Ethiopian Airlines last week announced that it has started flying five times a week to Buenos Aires, Argentina as African air passenger growth rose by 7.5 per cent in 2017 leading to airlines competing in offering consumers convenient flights to their destinations.
According to data released last month by The International Air Transport Association, African air travel capacity rose at less than half the rate of demand (3.6 per cent), and load factor increased 2.5 per cent to 70.3 per cent compared to 2017.
In this, Ethiopian Airlines is at the moment executing a 15-year strategic plan called Vision 2025.
Therefore, it is positioning itself as the carrier of choice for passengers plying the Americas.
“We are glad to add Buenos Aires, our sixth gateway to the Americas, to our extensive global network. Our new flight to Buenos Aires will provide efficient connections to our network in Asia, the Middle East, and Africa, including Beijing, Shanghai, Seoul, Tokyo, Mumbai, Delhi, Dubai, Beirut, Nairobi, and Cairo,” said Mr Tewolde GebreMariam, Group CEO in a statement on its website.
It intends to have seven business centres which will include regional services, an aviation academy, in-flight catering, ground, international, and maintenance as well as cargo services to cater to the needs of their clients.
Currently, it flies directly to Chicago, Washington, New York, and Los Angeles in the United States and Toronto, Canada.

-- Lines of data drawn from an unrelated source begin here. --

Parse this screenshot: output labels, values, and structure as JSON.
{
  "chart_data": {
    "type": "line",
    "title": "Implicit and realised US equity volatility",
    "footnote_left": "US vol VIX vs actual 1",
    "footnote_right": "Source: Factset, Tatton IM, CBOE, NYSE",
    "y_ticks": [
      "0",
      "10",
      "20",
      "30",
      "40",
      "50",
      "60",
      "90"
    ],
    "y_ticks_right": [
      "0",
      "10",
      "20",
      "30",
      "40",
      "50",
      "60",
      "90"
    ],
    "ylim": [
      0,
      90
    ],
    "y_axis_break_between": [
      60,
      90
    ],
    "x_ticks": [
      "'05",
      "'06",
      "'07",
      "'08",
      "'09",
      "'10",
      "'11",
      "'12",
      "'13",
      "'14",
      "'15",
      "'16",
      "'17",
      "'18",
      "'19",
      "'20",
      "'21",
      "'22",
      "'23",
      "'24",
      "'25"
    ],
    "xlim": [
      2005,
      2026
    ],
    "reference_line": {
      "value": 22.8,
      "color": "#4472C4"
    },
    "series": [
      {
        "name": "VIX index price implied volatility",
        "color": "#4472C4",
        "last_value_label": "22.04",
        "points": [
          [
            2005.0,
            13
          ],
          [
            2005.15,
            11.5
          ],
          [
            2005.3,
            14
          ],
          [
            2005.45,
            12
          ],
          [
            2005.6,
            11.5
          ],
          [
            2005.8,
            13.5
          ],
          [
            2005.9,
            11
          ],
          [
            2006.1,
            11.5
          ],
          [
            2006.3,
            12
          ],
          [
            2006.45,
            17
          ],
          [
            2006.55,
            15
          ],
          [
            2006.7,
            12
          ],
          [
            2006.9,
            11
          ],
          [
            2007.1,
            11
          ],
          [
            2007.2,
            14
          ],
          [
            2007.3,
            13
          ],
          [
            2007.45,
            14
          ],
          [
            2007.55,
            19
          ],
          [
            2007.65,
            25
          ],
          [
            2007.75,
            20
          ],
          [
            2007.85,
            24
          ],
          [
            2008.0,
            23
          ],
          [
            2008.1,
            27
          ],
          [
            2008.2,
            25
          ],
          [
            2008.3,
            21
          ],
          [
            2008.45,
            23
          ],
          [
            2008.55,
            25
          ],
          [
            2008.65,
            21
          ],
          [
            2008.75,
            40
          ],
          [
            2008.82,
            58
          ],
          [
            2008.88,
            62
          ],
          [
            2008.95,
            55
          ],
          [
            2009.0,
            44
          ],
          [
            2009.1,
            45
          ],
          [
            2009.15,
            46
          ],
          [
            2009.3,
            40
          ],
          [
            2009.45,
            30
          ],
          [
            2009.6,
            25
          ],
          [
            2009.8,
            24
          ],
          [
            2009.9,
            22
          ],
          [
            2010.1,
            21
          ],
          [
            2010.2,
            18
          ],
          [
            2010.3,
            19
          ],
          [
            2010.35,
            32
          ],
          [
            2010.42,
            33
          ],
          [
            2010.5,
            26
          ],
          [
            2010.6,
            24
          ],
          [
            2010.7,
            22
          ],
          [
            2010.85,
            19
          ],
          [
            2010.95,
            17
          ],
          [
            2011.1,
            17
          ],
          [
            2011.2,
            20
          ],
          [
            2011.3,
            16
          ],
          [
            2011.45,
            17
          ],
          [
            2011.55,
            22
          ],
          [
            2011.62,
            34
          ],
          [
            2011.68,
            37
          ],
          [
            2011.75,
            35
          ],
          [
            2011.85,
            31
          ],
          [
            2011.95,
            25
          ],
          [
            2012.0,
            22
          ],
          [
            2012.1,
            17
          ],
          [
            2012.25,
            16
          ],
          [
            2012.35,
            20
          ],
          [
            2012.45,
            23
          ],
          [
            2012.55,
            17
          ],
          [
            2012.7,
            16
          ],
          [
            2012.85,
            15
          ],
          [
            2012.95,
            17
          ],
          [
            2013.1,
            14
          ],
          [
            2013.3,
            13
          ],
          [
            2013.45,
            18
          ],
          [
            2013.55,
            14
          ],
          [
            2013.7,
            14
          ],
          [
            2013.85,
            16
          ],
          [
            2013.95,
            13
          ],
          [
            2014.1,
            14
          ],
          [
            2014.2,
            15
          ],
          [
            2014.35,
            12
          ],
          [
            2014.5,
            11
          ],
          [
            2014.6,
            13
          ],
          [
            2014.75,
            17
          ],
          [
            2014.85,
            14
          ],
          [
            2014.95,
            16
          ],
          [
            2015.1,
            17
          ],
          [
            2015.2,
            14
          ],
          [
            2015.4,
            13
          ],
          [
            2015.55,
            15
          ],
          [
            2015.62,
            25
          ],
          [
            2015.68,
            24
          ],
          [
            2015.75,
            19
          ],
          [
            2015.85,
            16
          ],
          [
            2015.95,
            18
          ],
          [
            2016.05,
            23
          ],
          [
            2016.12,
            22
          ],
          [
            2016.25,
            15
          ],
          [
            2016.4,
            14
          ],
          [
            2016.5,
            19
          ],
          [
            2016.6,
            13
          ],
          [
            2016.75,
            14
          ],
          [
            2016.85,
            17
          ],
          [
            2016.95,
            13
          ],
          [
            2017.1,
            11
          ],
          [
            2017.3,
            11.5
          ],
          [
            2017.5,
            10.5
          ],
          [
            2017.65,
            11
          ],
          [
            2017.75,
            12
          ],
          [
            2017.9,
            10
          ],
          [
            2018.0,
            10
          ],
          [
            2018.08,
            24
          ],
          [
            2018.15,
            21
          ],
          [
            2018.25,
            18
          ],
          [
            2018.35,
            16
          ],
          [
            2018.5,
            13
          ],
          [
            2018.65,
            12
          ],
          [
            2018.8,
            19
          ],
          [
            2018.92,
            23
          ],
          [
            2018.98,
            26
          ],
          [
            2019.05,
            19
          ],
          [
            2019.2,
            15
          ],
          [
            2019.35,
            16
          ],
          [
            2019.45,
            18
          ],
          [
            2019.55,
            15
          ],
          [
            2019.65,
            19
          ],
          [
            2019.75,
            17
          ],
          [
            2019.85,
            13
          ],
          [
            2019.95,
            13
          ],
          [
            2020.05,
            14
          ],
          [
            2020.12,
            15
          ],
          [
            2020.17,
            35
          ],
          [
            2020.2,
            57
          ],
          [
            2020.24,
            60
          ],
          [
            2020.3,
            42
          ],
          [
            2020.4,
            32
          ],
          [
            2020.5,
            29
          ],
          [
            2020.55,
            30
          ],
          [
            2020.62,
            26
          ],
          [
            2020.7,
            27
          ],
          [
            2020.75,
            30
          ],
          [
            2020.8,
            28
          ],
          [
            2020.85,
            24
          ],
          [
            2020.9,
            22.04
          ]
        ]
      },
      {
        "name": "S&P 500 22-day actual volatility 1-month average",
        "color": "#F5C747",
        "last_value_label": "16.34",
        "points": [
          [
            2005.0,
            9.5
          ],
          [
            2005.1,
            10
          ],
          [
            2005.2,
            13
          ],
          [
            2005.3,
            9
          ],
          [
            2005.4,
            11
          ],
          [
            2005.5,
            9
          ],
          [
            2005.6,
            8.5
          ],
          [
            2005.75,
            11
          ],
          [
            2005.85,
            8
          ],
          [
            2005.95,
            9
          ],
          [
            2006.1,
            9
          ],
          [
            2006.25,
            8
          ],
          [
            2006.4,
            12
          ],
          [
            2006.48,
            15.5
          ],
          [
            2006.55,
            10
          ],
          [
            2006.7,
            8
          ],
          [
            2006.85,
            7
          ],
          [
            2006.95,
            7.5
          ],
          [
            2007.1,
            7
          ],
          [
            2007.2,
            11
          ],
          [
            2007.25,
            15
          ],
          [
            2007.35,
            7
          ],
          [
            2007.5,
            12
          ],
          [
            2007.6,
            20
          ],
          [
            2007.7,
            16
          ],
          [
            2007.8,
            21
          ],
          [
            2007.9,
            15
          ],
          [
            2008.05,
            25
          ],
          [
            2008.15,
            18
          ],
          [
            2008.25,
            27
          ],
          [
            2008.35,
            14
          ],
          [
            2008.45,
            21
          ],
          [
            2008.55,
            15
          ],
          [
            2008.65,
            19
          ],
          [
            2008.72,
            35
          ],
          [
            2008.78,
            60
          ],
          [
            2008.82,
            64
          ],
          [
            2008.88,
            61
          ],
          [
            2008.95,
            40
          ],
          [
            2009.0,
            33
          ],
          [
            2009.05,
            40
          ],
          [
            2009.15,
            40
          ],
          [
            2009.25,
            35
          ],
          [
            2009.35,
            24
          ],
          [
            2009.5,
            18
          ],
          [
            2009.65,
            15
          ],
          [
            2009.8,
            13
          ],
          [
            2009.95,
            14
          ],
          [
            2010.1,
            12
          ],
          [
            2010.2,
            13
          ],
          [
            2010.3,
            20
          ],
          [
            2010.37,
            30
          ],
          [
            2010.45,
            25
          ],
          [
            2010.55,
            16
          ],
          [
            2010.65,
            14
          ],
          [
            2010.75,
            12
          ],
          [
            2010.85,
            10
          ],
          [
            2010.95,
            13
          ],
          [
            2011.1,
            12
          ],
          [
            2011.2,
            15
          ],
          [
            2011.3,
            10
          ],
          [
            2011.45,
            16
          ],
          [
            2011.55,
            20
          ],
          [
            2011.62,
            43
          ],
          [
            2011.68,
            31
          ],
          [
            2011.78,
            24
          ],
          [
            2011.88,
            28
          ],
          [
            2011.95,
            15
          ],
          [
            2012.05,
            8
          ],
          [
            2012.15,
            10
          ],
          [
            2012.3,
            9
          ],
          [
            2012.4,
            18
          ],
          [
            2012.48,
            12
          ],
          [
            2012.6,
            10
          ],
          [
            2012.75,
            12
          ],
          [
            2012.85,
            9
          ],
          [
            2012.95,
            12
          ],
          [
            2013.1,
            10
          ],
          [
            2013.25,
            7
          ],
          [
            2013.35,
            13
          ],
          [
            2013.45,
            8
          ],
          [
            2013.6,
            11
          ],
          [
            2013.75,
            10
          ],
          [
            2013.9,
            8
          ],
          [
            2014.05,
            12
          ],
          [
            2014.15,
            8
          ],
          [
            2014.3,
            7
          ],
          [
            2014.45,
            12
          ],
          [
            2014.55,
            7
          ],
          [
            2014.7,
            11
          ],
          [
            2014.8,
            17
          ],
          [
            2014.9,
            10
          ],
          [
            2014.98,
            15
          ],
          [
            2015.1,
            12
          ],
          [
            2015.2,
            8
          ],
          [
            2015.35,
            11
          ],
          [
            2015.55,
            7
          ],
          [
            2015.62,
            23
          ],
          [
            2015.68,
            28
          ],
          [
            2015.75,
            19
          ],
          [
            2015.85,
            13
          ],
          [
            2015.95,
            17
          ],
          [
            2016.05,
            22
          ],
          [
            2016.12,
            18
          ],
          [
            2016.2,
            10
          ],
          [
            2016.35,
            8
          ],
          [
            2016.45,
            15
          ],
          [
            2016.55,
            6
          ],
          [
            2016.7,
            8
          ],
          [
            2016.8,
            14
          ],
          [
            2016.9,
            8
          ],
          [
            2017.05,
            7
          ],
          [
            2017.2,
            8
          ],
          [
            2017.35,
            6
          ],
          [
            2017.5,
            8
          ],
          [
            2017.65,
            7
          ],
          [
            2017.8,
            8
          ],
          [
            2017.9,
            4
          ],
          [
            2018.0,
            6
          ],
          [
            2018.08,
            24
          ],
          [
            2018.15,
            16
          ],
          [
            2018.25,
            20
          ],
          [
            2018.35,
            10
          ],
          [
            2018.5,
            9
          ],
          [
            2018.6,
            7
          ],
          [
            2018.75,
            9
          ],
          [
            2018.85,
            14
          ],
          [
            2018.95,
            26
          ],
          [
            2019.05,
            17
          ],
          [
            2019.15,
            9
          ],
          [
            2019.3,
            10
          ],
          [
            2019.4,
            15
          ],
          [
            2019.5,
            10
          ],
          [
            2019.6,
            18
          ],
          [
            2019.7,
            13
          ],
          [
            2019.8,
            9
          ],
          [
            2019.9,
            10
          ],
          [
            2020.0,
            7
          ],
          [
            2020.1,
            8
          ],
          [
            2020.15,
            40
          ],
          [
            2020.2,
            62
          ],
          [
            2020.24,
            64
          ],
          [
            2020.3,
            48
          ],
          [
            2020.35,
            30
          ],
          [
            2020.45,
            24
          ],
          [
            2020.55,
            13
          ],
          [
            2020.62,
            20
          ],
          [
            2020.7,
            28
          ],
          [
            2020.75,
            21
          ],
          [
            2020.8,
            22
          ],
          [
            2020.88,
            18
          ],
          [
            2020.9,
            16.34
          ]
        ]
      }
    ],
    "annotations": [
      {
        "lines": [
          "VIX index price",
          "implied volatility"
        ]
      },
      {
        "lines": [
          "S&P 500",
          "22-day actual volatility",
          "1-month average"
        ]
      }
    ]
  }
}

For airlines, launching direct flights saves them on fuel costs which in turn they are able to either reduce their ticket prices or price them competitively in order to attract customers.
Fuel accounts for about 36 per cent of an airline’s operational costs, thus airlines place an extra charge in their tickets in a bid to reimburse for the fuel prices putting off customers, according to research conducted by the African Airlines Association (AFRAA) on the taxes and charges in African aviation.
“Airlines will frequently put fuel surcharge on tickets to compensate for increasing fuel prices. It is estimated that most airlines would recover about 40 per cent to 70 per cent of their additional fuel costs through surcharges.
This, unfortunately, puts ticket prices way beyond the means of the majority of passengers.
“Additionally, fuel prices at some stations in Africa are over twice the world average and have a very adverse impact on the competitiveness of African airlines,” reported AFRAA.
In the case of Kenya Airways, for instance, it is set to launch direct flights to New York, US in October this year.
Travelling from Nairobi to the US is 6,381 nautical miles on a direct flight while on a connecting flight, at the moment connect via Europe, (Nairobi to Europe is 3,693 nautical miles) and Europe to the US is 3,443 nautical miles, therefore, the distance adds up to 7,136 nautical miles.
This will reduce the miles travelled to the US, therefore saving on and reducing air tickets.
“For KQ, its fares will be cheaper because they do not have to deal with the heavy navigational charges of the European Union. On an impact basis, this will open up the freight market between Africa and the USA, which is far cheaper than Europe. It will also bring tourism to this side of Africa. Although the main impact will be in terms of freight since the far west will give Europe a run for their money,” said Francis Muyodi, airline cargo consultant.
Indeed, connecting via the UK for instance, freight is charged per kilogramme at a tax rate of £0.01.
Transfer of freight from one aircraft to another is also charged, therefore, the impact could be significant on total trade flows, with one cargo aircraft from Kenya to the US capable of transporting 90,000 to 100,000 tonnes daily.